Having handled two hijackings as consul general in Karachi in 1984, against the backdrop of militancy in Punjab, I had the uneasy feeling that like aircraft hijackings in the past, even this one would inevitably have a Pakistani connection. The ISI had in 1984 actually provided a pistol to the hijackers at Lahore airport. Having observed the working of the Pakistan military during a hijacking in 1984, I had no doubt that General Musharraf would behave no differently in dealing and colluding with the hijackers from General Zia-ul-Haq, in 1984. In 1984, however, Indira Gandhi had no intention of yielding to the demands of the hijackers, who were soon repatriated to India from Dubai.

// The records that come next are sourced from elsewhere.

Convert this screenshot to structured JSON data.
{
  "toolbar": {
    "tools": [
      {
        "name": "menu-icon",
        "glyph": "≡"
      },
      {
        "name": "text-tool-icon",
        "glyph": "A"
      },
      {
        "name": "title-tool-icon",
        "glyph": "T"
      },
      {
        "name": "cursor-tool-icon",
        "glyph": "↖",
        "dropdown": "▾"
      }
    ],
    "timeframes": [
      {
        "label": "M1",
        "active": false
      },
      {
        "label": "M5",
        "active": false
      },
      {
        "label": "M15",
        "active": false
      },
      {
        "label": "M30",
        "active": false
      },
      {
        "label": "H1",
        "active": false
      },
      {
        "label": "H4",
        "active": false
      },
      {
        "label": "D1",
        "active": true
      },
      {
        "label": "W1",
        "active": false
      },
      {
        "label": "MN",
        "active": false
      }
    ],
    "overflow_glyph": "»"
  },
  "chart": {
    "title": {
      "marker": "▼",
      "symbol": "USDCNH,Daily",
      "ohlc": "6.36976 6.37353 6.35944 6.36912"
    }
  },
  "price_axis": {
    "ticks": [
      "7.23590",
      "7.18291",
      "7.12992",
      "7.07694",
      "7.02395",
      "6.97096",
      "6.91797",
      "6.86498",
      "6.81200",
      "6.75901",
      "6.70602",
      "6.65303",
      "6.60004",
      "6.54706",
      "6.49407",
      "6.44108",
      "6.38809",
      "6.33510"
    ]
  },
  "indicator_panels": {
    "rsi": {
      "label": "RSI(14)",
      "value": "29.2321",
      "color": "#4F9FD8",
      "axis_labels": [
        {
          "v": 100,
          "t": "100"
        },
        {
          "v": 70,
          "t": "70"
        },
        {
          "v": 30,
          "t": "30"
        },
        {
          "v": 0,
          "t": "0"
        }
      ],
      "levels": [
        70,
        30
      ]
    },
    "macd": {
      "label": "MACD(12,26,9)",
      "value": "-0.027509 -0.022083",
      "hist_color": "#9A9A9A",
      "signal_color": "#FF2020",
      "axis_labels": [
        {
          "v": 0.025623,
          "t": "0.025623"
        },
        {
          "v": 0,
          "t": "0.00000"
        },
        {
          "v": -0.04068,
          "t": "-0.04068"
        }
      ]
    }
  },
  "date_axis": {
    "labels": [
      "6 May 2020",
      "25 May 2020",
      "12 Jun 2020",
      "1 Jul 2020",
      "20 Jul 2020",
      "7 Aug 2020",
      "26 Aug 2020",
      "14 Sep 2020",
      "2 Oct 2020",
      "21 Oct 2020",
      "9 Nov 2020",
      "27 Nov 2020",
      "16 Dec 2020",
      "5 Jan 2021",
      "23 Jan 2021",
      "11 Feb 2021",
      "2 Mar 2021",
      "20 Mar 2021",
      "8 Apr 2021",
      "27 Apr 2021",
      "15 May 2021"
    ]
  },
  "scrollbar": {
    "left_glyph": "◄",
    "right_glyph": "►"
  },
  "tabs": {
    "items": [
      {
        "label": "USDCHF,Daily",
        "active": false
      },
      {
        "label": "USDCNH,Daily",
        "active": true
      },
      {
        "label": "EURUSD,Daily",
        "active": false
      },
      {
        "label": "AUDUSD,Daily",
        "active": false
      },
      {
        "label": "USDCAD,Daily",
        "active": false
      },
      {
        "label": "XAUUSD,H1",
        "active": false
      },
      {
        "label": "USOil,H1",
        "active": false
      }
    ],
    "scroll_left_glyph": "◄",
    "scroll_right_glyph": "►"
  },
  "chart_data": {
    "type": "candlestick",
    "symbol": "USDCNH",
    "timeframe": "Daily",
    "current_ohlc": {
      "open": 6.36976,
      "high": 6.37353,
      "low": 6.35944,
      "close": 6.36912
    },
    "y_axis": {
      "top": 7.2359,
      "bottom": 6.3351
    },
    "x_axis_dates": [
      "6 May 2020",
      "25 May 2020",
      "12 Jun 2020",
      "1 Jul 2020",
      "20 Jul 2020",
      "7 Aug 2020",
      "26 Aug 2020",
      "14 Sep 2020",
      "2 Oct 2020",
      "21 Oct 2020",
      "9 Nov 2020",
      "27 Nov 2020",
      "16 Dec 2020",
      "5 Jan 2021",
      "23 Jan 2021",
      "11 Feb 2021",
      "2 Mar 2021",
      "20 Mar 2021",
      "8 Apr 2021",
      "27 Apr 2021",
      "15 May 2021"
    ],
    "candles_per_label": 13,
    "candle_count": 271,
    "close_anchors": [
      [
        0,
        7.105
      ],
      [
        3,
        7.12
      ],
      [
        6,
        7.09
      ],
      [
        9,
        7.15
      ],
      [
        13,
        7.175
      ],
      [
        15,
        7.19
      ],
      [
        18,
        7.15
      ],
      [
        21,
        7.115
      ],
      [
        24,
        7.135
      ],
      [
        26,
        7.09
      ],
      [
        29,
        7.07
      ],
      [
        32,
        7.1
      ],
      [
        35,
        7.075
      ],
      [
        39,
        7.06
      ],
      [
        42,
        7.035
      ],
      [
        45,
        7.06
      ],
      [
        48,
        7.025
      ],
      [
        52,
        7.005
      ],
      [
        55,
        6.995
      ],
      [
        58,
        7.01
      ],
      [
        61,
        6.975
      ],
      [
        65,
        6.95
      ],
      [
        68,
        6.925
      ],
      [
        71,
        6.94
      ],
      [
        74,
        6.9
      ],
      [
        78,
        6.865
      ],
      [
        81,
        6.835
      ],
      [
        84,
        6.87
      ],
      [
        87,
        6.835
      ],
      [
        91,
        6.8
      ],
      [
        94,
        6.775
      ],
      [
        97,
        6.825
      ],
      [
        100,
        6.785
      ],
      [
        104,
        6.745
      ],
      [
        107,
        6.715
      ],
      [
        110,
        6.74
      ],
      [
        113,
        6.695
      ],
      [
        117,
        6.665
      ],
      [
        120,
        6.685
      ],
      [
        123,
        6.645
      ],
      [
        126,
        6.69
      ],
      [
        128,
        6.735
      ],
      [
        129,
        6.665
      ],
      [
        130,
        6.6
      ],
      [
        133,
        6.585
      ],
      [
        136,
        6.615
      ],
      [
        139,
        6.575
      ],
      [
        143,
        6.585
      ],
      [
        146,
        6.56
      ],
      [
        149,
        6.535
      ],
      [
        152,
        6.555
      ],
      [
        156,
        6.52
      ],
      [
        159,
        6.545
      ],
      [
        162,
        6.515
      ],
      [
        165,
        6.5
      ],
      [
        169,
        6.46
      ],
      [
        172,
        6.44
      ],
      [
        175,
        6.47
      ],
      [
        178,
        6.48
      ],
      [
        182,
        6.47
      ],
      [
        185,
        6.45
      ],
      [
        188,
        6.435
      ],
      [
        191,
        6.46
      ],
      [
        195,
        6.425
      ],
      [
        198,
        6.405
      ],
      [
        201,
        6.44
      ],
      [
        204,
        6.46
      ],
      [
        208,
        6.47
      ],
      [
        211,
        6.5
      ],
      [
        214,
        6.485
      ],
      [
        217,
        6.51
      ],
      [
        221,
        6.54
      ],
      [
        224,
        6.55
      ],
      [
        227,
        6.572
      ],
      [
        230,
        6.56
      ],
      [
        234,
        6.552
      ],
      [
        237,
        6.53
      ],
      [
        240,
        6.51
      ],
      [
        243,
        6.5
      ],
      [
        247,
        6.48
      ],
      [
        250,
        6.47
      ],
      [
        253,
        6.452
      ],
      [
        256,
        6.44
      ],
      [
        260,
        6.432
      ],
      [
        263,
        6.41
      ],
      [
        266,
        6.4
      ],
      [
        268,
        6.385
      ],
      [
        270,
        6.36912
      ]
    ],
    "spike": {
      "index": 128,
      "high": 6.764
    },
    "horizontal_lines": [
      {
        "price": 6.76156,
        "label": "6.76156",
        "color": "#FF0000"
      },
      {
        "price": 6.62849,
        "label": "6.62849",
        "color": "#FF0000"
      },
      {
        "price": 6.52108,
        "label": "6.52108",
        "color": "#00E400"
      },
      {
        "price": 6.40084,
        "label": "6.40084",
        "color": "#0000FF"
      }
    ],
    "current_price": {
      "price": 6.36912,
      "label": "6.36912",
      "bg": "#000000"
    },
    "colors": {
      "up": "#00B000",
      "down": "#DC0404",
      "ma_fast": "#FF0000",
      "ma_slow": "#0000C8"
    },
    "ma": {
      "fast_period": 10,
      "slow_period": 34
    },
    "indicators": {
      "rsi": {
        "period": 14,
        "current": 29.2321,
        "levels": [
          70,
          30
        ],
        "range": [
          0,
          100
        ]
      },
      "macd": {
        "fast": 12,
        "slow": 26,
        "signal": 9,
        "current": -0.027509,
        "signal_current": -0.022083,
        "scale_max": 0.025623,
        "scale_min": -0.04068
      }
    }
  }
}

It is not the purpose of this article to narrate all that transpired between December 24 and December 31, 1999. The full records of every conversation, including talks with Taliban diplomats and actions taken, were meticulously recorded by the high commission. They should perhaps be made public. But, it would suffice to say that New Delhi was totally unprepared to deal with the situation. Things were messed up in every respect, ranging from the inability to act decisively to terminate the hijacking in Amritsar, the insensitive manner in which the relatives of the passengers were treated and the media handled, to the entire fiasco of sending a hotchpotch team without an empowered senior and universally respected negotiator to Kandahar. One could not also understand the refusal to make public the fact that the high commission had sought and obtained an assurance from the Taliban that the aircraft would be stormed by them if even a single passenger was harmed by the hijackers. The Taliban felt compelled to give this assurance because they were warned of the serious international consequences of any harm coming to the passengers. Sadly, the Clinton administration was too engrossed in its last Christmas holidays of the 20th century to offer any tangible support, or mount any pressure on the Musharraf dispensation, which was working hand in glove with the Taliban and the hijackers.